Good wine at the end

The Second Sunday after Epiphany
Year C                                                                                                                        John 2:1-11

Those of you who read up on the Auvergne before moving here will know that this was one of the great wine regions of France before some bright spark had the clever idea of bringing vines over from the New World to plant on French terroirs and took little notice of the tiny aphids (Phylloxera vitifoliae) clinging to both root and branch of the American vines he shipped in on the boat.  The rest is sorry history.  The restoration of the wine industry with new grafted vines came late to our region.  Our local wines are only now beginning to climb back on to the register.  Good wine is produced after decades or centuries of interaction between grape type and soil consistency.  Good wine isn't produced in an instant.  Unless you were a guest at the wedding at Cana, that is....  On that occasion copious amounts of the very best quality wine issued from stone containers which had to that point contained only water.  I remember one of my past parishioners expressing frustration with me that the story required any explanation at all.  Didn't I believe in Jesus?  Don't I believe in miracles? If Jesus is on site, then miracles happen and bad situations are reversed - these thirteen words are all that is required.  Here endeth the sermon.

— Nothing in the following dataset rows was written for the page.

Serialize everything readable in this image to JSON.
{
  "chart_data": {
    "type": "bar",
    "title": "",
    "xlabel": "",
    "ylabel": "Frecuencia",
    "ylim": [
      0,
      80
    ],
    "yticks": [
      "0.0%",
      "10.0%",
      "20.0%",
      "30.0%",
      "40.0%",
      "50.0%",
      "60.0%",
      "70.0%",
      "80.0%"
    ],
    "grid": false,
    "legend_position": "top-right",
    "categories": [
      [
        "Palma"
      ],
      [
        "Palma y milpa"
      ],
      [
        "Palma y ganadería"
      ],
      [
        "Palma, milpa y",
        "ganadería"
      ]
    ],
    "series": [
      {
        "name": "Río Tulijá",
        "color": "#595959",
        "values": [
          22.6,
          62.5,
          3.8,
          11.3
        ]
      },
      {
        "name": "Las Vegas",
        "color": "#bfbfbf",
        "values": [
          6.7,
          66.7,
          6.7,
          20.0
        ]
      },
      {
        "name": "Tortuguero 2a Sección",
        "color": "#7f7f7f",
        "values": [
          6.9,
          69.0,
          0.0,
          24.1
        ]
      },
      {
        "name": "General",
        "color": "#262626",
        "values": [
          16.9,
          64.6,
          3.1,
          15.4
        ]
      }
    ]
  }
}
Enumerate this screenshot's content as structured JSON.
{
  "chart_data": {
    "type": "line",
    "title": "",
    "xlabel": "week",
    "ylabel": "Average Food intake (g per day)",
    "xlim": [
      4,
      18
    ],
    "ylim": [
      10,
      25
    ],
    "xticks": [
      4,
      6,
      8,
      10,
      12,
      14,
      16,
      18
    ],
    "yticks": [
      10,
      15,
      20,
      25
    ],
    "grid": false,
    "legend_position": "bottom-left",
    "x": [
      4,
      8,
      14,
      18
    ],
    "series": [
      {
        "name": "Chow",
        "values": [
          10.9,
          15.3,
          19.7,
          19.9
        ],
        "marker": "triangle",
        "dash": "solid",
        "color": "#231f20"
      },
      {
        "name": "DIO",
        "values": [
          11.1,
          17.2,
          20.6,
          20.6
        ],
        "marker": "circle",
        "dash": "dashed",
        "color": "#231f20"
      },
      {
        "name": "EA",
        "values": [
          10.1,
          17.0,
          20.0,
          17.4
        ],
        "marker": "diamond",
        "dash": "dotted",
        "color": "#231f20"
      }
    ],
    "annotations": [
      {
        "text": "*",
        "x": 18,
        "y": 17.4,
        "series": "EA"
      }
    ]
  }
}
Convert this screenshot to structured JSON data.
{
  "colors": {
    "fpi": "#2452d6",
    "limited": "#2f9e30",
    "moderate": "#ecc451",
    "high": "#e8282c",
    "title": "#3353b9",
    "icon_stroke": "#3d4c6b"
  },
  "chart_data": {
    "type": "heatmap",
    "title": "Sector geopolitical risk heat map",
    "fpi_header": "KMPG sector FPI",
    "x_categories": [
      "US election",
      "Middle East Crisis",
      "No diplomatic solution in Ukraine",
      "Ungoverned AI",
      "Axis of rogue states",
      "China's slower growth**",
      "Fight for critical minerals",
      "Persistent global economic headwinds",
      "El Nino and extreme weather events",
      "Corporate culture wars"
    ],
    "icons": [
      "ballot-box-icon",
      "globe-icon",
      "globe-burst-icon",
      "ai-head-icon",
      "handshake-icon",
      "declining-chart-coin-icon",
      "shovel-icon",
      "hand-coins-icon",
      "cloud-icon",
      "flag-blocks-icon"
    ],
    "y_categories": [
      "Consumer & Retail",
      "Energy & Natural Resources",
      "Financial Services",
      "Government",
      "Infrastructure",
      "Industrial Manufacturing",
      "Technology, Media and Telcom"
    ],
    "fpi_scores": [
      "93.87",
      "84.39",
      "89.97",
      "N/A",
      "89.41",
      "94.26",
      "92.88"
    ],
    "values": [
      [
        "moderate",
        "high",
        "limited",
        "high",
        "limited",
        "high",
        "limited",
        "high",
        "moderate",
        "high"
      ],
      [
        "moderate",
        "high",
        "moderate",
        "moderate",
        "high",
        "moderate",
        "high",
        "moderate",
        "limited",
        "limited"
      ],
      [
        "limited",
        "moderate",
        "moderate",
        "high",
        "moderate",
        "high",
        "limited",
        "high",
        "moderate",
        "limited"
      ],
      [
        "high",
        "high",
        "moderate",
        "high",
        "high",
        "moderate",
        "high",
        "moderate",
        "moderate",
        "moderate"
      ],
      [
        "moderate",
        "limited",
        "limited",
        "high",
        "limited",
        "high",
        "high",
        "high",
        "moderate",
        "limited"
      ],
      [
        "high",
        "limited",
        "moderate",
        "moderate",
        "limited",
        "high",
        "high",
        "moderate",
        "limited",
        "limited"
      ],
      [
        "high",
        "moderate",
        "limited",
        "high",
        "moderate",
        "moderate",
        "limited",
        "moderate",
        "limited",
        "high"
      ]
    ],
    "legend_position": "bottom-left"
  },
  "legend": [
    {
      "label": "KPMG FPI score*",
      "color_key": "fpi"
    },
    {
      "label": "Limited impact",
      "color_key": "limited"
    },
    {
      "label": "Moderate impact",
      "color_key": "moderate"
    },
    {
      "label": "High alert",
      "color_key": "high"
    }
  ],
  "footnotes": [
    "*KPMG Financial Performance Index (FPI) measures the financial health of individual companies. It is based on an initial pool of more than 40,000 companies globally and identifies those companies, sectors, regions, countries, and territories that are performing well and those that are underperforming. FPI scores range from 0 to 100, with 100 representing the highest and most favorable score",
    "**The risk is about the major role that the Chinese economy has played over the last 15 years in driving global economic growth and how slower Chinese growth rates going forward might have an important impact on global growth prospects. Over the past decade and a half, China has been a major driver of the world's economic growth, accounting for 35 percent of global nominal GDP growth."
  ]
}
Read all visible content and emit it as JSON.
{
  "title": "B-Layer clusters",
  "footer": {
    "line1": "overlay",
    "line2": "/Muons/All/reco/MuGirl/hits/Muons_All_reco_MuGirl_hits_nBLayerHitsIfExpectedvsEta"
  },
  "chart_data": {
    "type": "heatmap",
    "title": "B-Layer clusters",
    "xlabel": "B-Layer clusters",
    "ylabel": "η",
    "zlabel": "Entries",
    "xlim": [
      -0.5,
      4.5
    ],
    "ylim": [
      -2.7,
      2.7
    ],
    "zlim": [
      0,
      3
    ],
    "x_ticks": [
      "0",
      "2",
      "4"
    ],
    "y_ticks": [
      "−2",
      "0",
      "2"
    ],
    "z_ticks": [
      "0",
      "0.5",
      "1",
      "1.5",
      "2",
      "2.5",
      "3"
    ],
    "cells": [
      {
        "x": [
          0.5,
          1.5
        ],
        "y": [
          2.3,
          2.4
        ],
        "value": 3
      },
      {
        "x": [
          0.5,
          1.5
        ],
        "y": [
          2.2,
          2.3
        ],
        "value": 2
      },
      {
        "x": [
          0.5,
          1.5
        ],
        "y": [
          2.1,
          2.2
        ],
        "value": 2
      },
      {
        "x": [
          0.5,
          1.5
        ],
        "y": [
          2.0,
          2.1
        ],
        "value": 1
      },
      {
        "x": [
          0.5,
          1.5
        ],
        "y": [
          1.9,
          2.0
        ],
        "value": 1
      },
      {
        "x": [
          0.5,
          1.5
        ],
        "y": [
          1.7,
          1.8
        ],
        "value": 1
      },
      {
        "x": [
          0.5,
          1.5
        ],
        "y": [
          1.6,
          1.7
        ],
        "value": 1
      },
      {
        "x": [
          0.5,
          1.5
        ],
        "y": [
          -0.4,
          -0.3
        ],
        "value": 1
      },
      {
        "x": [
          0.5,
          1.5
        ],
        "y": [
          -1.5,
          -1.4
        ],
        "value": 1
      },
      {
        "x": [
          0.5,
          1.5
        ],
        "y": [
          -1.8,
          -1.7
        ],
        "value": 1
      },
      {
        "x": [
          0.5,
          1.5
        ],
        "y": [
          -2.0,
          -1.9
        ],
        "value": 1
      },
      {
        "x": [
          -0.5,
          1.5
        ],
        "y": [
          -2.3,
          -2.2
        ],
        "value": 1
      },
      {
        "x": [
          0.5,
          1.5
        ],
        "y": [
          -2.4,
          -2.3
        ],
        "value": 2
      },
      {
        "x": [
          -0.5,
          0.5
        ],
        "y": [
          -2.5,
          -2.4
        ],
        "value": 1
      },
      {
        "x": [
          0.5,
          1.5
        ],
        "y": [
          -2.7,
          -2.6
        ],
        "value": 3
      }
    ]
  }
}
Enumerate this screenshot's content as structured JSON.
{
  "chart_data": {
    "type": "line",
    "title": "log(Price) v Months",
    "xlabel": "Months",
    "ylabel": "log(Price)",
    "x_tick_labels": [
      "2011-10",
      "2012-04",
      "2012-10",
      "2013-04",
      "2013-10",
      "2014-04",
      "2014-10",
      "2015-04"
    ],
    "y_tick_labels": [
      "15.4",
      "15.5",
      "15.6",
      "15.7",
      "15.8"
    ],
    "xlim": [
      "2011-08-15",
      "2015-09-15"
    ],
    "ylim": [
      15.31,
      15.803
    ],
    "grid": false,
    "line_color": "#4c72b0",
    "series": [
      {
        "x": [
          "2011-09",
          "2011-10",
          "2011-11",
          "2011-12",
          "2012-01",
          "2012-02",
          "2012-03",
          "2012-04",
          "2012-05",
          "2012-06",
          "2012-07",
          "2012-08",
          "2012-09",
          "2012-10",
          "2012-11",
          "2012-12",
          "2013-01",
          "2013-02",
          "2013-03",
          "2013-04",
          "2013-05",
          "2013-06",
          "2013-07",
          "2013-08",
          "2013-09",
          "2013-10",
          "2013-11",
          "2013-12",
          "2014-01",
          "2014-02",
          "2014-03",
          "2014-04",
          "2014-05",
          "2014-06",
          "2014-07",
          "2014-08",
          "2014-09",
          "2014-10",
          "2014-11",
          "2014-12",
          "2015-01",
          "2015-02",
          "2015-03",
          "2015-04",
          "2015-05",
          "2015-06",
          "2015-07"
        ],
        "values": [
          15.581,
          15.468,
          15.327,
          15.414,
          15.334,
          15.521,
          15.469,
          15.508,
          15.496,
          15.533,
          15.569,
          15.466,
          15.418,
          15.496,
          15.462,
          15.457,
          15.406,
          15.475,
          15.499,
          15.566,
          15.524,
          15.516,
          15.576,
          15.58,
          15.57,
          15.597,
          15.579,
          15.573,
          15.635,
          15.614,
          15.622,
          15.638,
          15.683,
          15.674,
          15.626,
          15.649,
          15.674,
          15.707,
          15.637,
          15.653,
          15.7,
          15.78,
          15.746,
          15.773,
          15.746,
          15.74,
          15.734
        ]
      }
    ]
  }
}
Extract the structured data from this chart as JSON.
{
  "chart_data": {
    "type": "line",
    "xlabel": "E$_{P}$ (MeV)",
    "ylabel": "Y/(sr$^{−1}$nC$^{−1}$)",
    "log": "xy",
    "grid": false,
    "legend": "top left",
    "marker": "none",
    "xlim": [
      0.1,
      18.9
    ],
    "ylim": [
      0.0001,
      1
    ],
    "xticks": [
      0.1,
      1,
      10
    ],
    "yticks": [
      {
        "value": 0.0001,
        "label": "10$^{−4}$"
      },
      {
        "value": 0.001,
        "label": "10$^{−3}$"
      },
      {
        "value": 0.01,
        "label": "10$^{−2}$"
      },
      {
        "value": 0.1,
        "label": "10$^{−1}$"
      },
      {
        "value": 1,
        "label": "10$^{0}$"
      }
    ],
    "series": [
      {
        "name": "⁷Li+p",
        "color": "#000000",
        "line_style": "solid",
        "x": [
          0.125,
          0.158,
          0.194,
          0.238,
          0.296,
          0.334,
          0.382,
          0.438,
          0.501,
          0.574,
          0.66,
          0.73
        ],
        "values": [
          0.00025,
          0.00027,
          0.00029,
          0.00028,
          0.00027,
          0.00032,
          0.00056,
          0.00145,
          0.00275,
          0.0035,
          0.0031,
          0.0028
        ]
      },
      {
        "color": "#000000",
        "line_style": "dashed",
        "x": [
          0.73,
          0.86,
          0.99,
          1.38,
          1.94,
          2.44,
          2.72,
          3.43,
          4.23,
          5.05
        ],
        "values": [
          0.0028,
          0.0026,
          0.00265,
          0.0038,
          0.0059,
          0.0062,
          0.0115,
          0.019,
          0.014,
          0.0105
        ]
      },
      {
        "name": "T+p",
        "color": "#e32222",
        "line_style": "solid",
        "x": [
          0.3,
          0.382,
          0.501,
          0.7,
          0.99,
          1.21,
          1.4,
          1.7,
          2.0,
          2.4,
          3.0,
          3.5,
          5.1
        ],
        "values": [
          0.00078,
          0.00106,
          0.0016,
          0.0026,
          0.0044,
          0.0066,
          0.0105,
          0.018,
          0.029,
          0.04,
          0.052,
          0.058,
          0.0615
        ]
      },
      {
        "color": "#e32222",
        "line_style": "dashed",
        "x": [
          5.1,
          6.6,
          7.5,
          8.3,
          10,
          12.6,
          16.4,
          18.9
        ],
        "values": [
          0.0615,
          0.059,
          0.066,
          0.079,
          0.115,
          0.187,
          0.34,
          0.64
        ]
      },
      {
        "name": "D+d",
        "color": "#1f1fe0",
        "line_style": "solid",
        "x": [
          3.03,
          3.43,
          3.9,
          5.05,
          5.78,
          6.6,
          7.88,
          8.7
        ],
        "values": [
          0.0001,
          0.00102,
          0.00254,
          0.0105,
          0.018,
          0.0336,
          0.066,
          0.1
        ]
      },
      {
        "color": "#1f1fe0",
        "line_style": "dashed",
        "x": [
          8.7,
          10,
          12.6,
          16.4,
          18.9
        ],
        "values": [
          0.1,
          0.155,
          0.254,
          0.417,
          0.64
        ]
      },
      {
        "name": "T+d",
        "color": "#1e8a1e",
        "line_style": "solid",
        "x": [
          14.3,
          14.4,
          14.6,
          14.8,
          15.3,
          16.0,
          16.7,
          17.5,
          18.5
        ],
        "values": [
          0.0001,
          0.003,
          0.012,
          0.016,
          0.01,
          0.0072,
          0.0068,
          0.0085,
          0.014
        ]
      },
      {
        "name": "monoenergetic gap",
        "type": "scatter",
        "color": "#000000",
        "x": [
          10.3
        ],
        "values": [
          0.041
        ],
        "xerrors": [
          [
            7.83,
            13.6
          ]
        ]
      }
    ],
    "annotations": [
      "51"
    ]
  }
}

Calm down dear (I wanted to say but didn't).  John's Gospel puts it like this:

Jesus did this, the first of his signs, in Cana of Galilee, and revealed his glory; and his disciples believed in him.

A sign points beyond itself to something else.  Even if it begins with a particular problem in time and space it then points out of the room and away from the cups on the table and beyond whatever problems the party's hosts may have.  Jesus performs a handful of miracles.  When he does they are never merely miracles.  They teach us something about God - wrapped up, as they are, with the larger story of the restoration of Creation in the story of the Word's "dwelling with us".  The story informs much more than any present crisis which the instantly needful might want to aim Jesus at.  The party will go on - with or without wine on the table.  Jesus promises his disciples no shortcuts.  He often tells them that they will engage painfully with the world around them but that they will be equipped by him, through faith in him – the one who drives the nourishment up the vine and swells the full fruiting berry.  It is all about that ineffable thing which we lift our glass of good wine to - which is life itself – full and rich and interconnected.  You might say that there is no shortcut to quality - to quality life anyway as the sort of good wine which a true connoisseur would describe with all those daft wine metaphors: "apples in the nose” or “notes of saddle leather, jujubes, and turpentine with a hint of combed cotton” meaning that the tastes and smells evoke and connect to other worlds and experiences.  Signs point to something else. Simple truths open many doors. 

It’s not merely red wine on the table.  It’s not just a miracle.